The Fidelity Wise Origin Bitcoin Fund (FBTC) saw the heftiest outflow, losing $144.67 million, followed by substantial withdrawals from the ARK 21Shares Bitcoin ETF (ARKB) and other funds. Contrarily, BlackRock’s iShares Bitcoin Trust (IBIT) bucked the trend, registering an inflow of $40.84 million, continuing its 15-day streak of no outflows.
The market events have also influenced investor sentiment. The crypto fear and greed index has now regressed to the “fear” category, dropping to a level of 42 from a neutral score of 50 just the day before. This shift highlights the market’s sensitivity to external geopolitical disruptions and their potent ability to influence investor behavior.
Read more: What Is the Crypto Fear and Greed Index?

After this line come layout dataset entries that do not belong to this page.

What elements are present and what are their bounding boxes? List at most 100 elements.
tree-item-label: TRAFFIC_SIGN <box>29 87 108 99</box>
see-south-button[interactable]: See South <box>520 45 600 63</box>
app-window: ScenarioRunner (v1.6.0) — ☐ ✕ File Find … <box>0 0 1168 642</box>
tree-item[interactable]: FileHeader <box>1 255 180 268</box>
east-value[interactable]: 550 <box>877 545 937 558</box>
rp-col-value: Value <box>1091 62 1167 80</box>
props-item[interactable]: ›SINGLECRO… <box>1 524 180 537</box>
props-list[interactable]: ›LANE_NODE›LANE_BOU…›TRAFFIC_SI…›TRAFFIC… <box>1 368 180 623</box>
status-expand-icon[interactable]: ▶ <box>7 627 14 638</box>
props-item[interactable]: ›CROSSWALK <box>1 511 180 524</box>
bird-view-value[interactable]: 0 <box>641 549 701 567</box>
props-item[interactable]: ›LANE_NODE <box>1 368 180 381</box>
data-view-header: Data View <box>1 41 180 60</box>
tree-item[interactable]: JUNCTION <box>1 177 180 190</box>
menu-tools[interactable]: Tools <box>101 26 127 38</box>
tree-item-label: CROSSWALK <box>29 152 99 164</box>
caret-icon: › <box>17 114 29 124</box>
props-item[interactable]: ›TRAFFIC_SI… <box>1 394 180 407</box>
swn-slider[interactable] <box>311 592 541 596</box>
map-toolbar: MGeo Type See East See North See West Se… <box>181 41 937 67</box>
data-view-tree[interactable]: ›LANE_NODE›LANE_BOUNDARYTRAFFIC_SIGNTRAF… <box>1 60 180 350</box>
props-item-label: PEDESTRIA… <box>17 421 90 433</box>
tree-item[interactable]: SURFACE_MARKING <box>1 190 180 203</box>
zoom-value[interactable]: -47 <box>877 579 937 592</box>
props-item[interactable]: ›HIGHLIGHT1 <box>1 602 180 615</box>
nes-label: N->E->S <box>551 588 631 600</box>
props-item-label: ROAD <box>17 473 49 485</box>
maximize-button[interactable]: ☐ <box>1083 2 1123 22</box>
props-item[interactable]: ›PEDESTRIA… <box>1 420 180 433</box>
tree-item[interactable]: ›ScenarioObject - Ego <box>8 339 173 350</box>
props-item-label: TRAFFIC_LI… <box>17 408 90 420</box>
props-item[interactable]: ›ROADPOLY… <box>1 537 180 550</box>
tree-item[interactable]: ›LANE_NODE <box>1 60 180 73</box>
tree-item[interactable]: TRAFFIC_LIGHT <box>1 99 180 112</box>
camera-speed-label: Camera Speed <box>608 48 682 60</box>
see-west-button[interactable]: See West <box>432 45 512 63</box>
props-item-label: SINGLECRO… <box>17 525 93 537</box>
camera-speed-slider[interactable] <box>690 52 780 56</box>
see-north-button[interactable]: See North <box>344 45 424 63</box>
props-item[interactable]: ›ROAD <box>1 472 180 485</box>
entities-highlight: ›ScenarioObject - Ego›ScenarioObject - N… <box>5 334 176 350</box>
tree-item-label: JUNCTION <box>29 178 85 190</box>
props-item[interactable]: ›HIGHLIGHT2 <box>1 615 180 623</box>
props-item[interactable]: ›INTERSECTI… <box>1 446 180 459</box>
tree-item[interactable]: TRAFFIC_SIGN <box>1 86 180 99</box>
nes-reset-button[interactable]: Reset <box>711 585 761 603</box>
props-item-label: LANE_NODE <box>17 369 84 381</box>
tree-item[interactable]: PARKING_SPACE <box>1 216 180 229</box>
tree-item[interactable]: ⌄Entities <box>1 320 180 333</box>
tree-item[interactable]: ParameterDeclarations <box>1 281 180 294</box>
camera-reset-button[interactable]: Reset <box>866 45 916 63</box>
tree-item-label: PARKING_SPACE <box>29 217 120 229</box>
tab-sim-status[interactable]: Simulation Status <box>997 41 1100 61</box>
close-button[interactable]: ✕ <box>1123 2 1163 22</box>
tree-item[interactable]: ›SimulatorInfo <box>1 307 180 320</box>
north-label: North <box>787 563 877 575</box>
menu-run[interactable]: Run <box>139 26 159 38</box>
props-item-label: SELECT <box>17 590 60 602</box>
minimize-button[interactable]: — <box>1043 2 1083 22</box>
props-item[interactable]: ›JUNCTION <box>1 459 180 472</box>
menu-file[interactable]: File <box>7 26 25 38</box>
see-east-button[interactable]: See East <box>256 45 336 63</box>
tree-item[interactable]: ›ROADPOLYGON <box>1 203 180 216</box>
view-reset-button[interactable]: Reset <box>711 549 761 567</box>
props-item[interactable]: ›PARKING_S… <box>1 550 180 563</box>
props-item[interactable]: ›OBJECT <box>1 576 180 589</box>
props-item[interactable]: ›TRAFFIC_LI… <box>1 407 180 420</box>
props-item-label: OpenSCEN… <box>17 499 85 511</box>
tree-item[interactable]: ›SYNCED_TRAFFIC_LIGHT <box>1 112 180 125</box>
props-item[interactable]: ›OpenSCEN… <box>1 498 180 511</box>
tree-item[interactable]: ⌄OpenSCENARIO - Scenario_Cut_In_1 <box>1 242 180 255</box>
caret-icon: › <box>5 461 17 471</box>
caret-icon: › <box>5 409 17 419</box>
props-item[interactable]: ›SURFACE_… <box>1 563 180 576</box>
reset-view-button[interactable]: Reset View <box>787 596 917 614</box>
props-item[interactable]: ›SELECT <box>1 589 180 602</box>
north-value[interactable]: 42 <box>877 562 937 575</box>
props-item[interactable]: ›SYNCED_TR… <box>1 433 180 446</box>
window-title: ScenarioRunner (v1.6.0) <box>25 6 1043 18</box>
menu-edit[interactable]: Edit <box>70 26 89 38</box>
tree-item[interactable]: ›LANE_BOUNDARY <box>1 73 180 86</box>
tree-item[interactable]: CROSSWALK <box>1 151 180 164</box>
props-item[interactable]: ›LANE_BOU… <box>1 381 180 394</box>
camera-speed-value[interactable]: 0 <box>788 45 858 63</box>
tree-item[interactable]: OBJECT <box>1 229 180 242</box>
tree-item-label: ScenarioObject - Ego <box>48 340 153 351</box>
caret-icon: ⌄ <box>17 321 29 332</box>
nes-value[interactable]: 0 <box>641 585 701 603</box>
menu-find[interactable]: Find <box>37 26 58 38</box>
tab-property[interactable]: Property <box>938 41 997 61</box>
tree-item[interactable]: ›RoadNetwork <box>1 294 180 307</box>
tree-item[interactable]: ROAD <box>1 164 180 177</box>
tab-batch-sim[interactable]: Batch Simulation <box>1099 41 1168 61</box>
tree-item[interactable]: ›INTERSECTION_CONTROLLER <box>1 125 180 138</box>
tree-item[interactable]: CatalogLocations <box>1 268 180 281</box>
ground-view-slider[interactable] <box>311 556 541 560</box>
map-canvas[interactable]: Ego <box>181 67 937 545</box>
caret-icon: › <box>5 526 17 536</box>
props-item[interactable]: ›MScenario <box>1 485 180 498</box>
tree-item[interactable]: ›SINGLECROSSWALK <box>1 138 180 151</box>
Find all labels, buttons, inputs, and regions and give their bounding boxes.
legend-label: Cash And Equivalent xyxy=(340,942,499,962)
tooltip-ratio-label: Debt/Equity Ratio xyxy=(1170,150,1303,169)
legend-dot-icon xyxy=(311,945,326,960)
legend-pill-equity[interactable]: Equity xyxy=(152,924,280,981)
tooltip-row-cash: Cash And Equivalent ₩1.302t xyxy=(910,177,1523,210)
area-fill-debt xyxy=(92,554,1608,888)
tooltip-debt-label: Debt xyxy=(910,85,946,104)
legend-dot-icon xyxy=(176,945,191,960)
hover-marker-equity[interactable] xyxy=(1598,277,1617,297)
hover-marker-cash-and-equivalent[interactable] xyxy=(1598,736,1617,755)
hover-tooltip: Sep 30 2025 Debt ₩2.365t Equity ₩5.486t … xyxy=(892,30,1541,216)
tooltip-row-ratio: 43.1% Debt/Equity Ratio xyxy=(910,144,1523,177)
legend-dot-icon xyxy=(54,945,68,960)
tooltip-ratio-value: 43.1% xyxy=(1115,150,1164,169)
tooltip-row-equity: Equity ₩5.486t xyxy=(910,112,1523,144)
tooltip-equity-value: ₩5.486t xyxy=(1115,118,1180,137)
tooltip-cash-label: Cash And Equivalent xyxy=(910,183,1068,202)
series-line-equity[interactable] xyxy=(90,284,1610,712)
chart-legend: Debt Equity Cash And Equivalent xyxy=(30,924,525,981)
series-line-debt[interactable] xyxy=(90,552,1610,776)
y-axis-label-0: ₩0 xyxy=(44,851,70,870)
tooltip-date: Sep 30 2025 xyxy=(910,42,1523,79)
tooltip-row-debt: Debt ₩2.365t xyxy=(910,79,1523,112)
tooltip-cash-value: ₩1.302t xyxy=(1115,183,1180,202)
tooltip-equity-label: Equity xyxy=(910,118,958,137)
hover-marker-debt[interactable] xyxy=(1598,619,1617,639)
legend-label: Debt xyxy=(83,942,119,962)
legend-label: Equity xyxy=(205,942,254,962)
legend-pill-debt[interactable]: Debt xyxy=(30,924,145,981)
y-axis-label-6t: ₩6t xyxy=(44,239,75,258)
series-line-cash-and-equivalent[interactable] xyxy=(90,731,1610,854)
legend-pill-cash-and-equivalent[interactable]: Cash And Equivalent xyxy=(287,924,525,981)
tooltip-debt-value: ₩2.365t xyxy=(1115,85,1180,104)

Despite the current downturn, some market experts maintain a positive outlook on Bitcoin’s prospects. André Dragosch, European head of research at Bitwise, suggests that Bitcoin tends to recover well after major geopolitical risks.
“Geopolitical news should generally be faded,” Dragosch said.
Echoing this sentiment, a recent BlackRock report posits Bitcoin as a viable safe haven during global crises. The report lauds Bitcoin’s decentralized and non-sovereign characteristics, which protect it from geopolitical shocks and economic uncertainties that often afflict traditional assets.